The House approved a bill yesterday from Appropriations Committee Chairman Hal Rogers (R-KY) to fund the government for the rest of the fiscal year.  The bill includes full appropriations bills for the Departments of Defense (DoD) and Veterans Affairs (VA), reflecting updated priorities for those departments.  But, for all other departments, it merely extends the continuing resolution (CR) — which basically funds all discretionary (non-entitlement) programs at last year’s funding levels — for the rest of the year.

This approach is unnecessary:  the House and Senate Appropriations Committees have largely agreed on appropriations bills (and the updated priorities they reflect) for nearly all departments.  And, as we explain below, relying on a CR would make the 2013 sequestration cuts even more harmful than they would otherwise be.

As the Senate crafts its own version of the 2013 funding bill, therefore, it should include full appropriations bills not only for DoD and VA but for as many departments as possible.  If there are some appropriations bills on which the House and Senate cannot agree and lawmakers continue funding through a CR, the Senate should target adjustments for program areas where today’s circumstances require significant changes to last year’s funding levels, either up or down.  (These adjustments are known in budget parlance as “anomalies.”)

The Rogers bill includes a small number of anomalies, but the Senate should consider a fuller list that better reflects the areas where last year’s appropriation levels do not mesh with current needs.

Senate Appropriations Committee Chair Barbara Mikulski (D-MD) is pressing for this approach and some Republicans agree.  Politico reports that Senator Lamar Alexander (R-TN) would prefer to include full appropriations bills for all departments, given that negotiations are nearly complete.  He concluded that:  “We probably won’t get that far as a practical matter, but the further we go down that path, the better we will be doing our job and the easier the sequester will be.”
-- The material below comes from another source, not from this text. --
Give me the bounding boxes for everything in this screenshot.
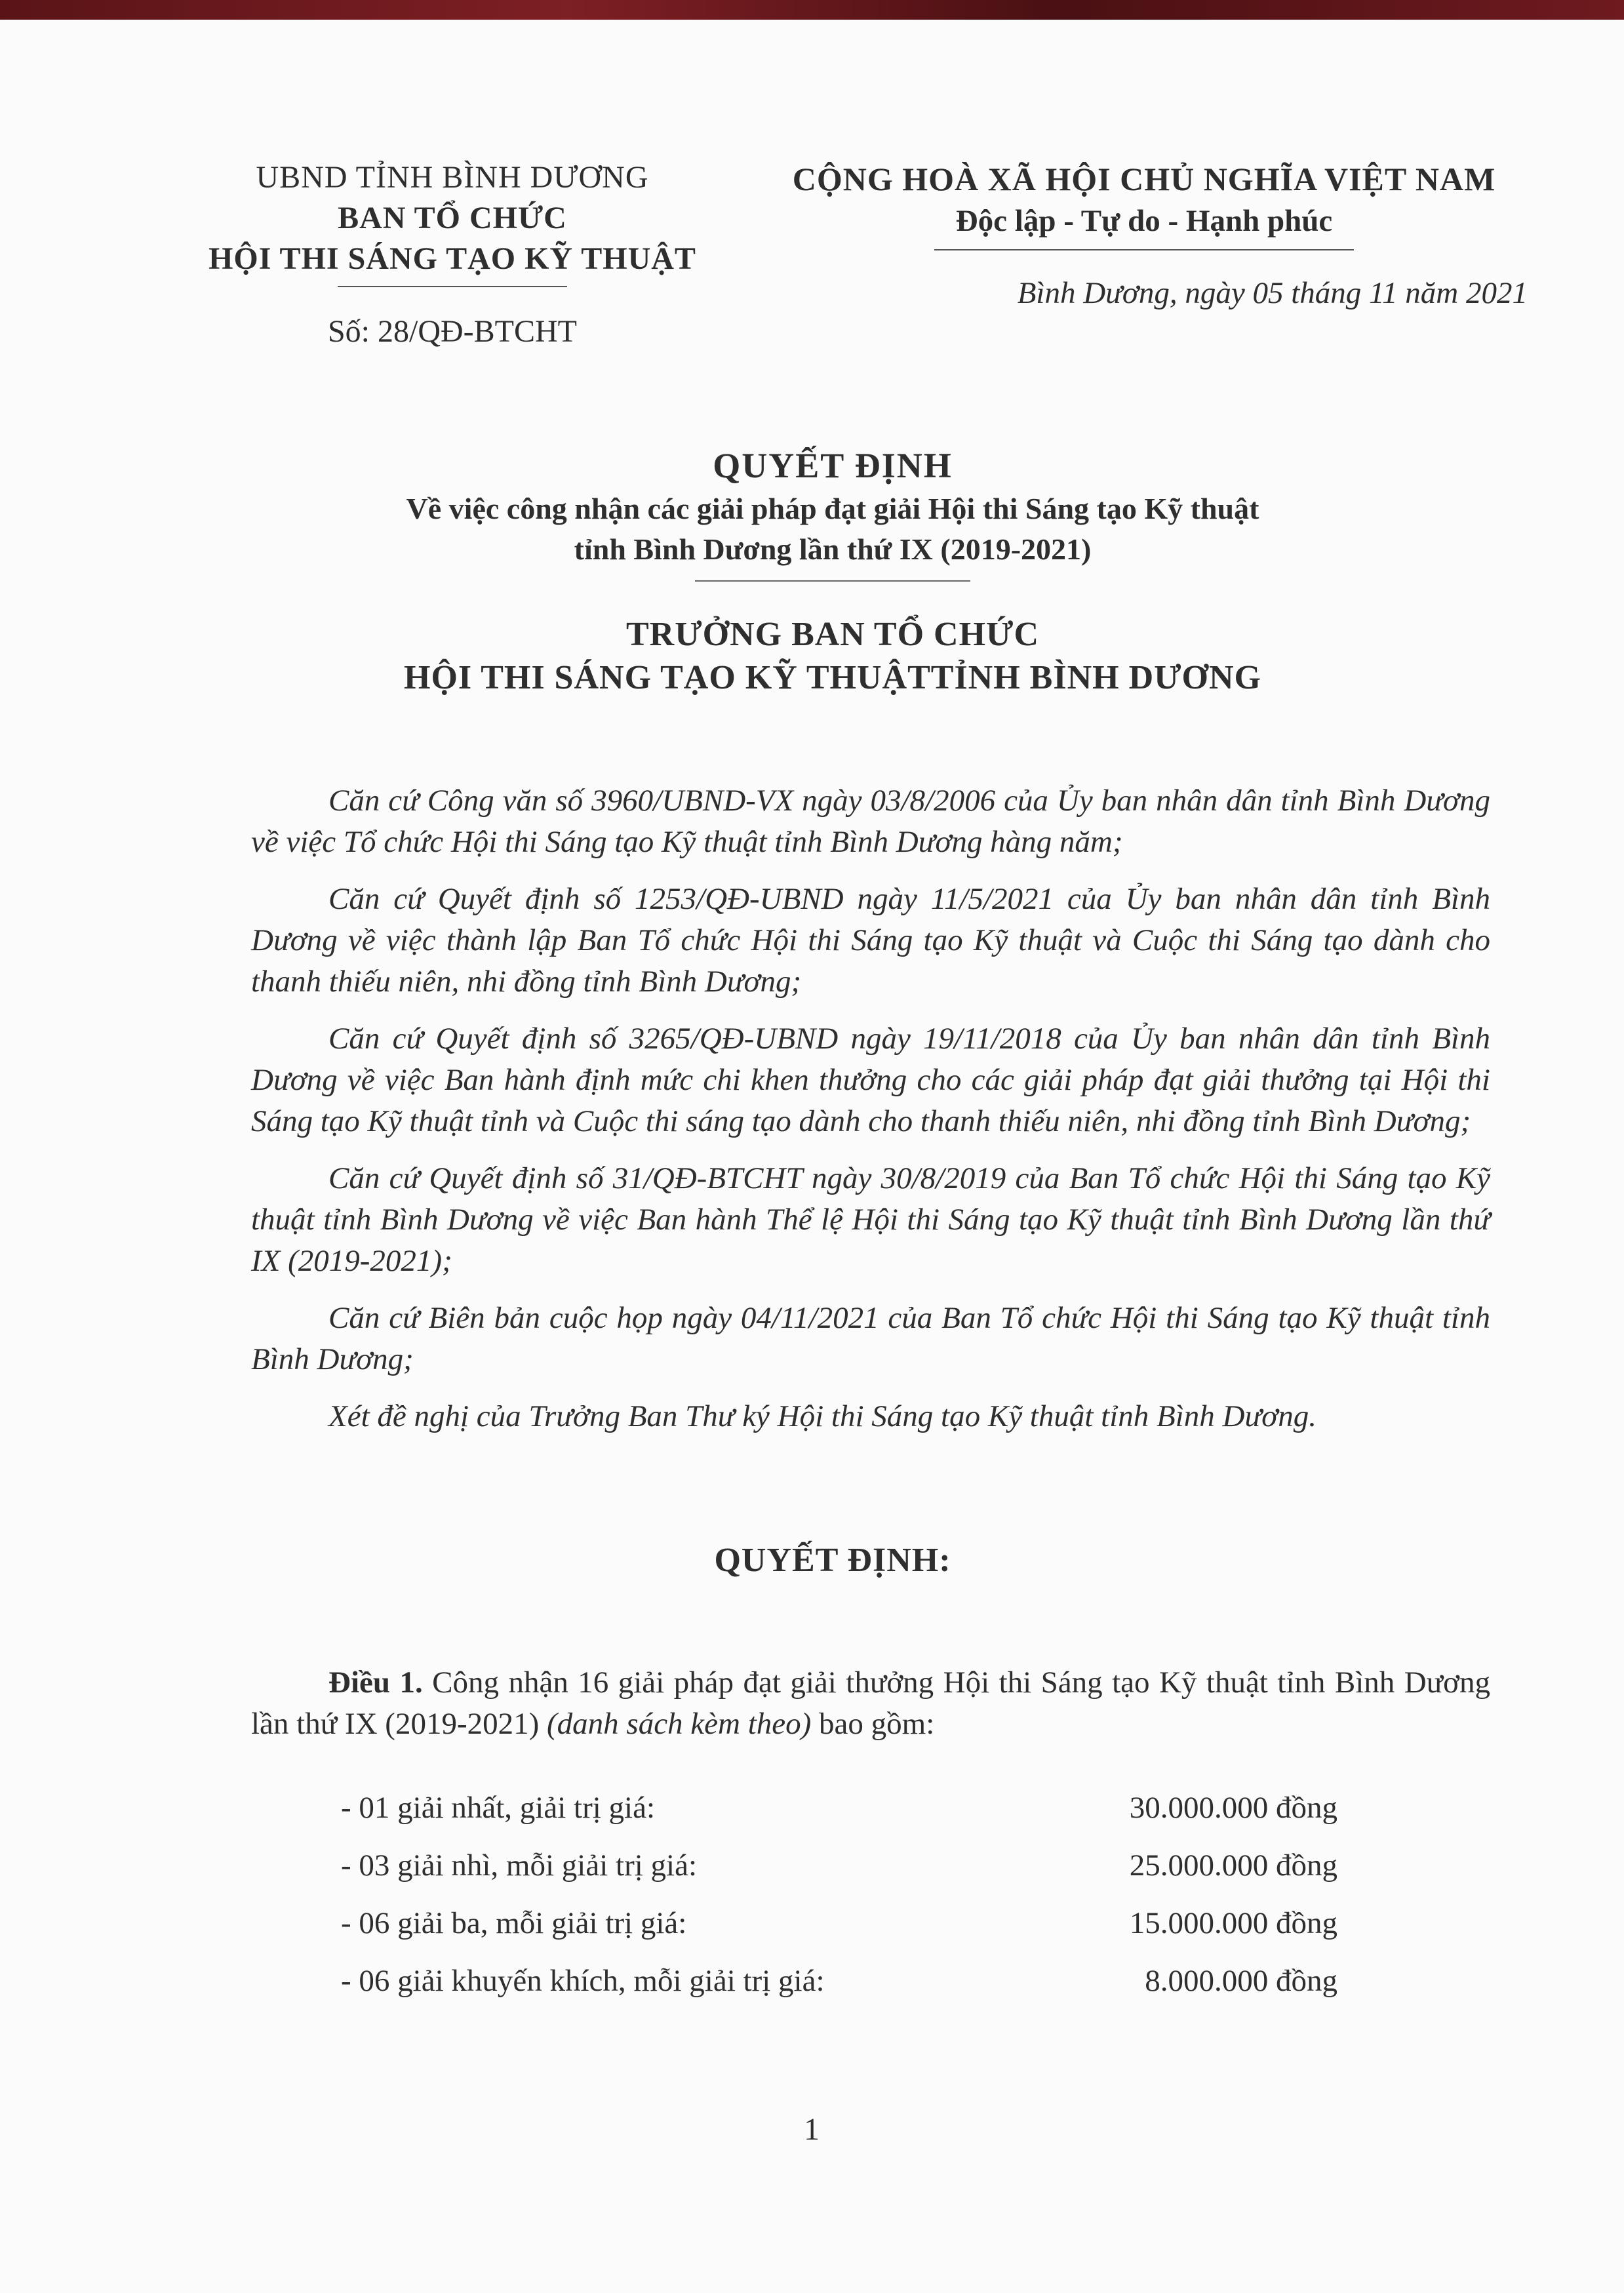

Senator Alexander is right — funding domestic agencies under a mechanical CR approach can exacerbate the impact of the 2013 sequestration cuts.  Here’s why:

Under the sequestration rules, departments and agencies will apply the sequestration cuts, which went into effect on March 1, to whatever funding level Congress has appropriated for the year.  With their updated priorities in place, DoD and VA would be better able to absorb the sequestration cuts under the House bill than non-defense agencies, which would absorb those cuts off of funding levels that reflect last year’s priorities.

After all, the problems that sequestration creates are especially severe if that starting point doesn’t reflect current circumstances.  If one program has more funding than it needs and another has too little, sequestration exacerbates the funding shortfall in the latter program even though the former program could absorb a larger cut.

For example, last year’s funding bill for the Departments of Transportation and of Housing and Urban Development (HUD) cut operating funds for public housing by $750 million but targeted this cut on housing agencies with reserves that they could draw down to help cover their costs.

This one-time savings cannot be repeated, yet the cut is carried forward to 2013 mechanically in the CR.  If extended for the rest of the year, it would mean that, even before sequestration, housing agencies would receive only 81 cents for every $1 they need to cover the gap between their operating costs and the rents that low-income residents can afford.

As a result, agencies would have to take harmful measures such as delaying or cancelling maintenance and repairs, furloughing staff, and delaying making vacant units available to tenants on the waiting list.  Sequestration would require even more severe steps.  An appropriations bill that replaces the CR approach to funding housing programs could ease this problem by adding resources here and making offsetting cuts in another area.

Particularly in a year in which across-the-board sequestration cuts are occurring, Congress should do its best to ensure that program funding levels for fiscal year 2013 reflect current circumstances.  Specifically, it should include full appropriations bills whenever possible and consider targeted changes to funding levels in those departments that will still be funded under a CR.